George Osborne is to announce a further £4bn of spending cuts by 2020 in this Wednesday's Budget.
The Chancellor will say the cuts are necessary to keep his fiscal plan on course, and enable him to continue to hit a Budget surplus in the final year of this Parliament.
He had anticipated a surplus of £10bn for 2019/20 just four months ago.
But revisions by the Office for Budget Responsibility to the forecast for earnings, the stock market and for low inflation have eaten into that forecast surplus.
The Institute for Fiscal Studies has calculated a £7bn shortfall in tax revenues.
The cuts could come partly from reducing cash totals to departments that anticipated higher inflation, and there could also be some new efficiencies to unprotected government departments.
Mr Osborne said the cuts he was planning were "not a huge amount in the scheme of things".
He told the BBC's Andrew Marr Show: "We need to act now so we don't have to pay later.
"That's why I need to find additional savings equivalent to 50p in every £100 the Government spends by the end of the decade.
"Because we have got to live within our means to stay secure and that's the way we make Britain fit for the future."
The Department for Work and Pensions has already confirmed some further cash-saving reforms to disability benefits.
Asked about claims the Government is facing an £18bn black hole in its finances, he replied: "£18bn is the sum of money that has been revised off our nominal GDP. In other words, that's a number out there last year because inflation was lower.
"It's a real number in the sense that all around the world every Western country, and indeed in big emerging countries like China, Brazil, Russia, people are looking at economic prospects and thinking they are not as rosy as they were just a few months ago."
Former chancellor Ken Clarke suggested Mr Osborne should carry out "tough and difficult" measures now as it was early in the five-year parliamentary cycle.
Mr Clarke told Sky News' Murnaghan programme: "The global economy is certainly slowing down.
"Markets are very jittery and if you look at the biggest problem in the short-term in Britain, it is that we are still running a deficit and we are still piling up debt and that slows down the prospects of growth.
"You've got all the other structural changes we've got to make, all the things we are doing on skills, training, infrastructure spending, trying to rebalance the economy.
"George has got to get on with that and this is the first Budget in a five-year parliament so if I were him, I'd want to do some of the tough and difficult things now."
The shadow Chancellor John McDonnell confirmed on Friday that Labour does not plan to reach an overall surplus under its new Fiscal Credibility Rule, as it will exempt investment spending from its target.

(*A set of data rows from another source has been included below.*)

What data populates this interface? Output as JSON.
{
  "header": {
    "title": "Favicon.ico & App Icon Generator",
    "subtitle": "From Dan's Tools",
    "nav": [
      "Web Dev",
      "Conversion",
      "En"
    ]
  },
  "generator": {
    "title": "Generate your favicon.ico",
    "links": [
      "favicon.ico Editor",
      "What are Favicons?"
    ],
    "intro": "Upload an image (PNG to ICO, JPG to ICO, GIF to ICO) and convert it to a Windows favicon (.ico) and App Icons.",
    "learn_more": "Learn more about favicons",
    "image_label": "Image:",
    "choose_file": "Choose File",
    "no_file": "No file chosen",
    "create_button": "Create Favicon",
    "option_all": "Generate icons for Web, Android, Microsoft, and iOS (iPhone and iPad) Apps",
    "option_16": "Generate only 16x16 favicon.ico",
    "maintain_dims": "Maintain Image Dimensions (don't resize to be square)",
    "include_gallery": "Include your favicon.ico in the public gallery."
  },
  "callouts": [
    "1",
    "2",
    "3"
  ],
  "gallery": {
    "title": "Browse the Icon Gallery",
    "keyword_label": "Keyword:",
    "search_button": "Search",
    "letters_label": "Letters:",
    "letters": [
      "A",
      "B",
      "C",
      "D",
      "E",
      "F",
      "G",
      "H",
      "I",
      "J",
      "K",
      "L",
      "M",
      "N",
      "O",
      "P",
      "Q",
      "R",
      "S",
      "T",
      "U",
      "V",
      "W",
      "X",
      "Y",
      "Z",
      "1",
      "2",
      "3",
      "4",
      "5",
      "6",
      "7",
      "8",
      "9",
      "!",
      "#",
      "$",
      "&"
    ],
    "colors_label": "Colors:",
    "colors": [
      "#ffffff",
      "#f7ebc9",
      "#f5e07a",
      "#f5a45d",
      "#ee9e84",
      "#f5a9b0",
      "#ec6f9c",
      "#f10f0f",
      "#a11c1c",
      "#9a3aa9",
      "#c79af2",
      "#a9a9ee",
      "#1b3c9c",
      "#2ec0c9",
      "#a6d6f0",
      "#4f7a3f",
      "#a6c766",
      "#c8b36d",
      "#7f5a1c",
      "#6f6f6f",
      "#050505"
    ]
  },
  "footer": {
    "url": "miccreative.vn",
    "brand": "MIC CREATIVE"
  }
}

Mr McDonnell has criticised the Chancellor for his lack of investment spending.
Meanwhile, Mr Osborne appeared to indicate the Government may hold back from fuel duty rises in this week's Budget, after pressure from Tory backbenchers.
He also defended the £130m tax deal Google reached with HMRC, which was criticised by MPs for being "disproportionately small".
Mr Osborne said: "I was faced with a situation when I became Chancellor where we were not raising any money from this company.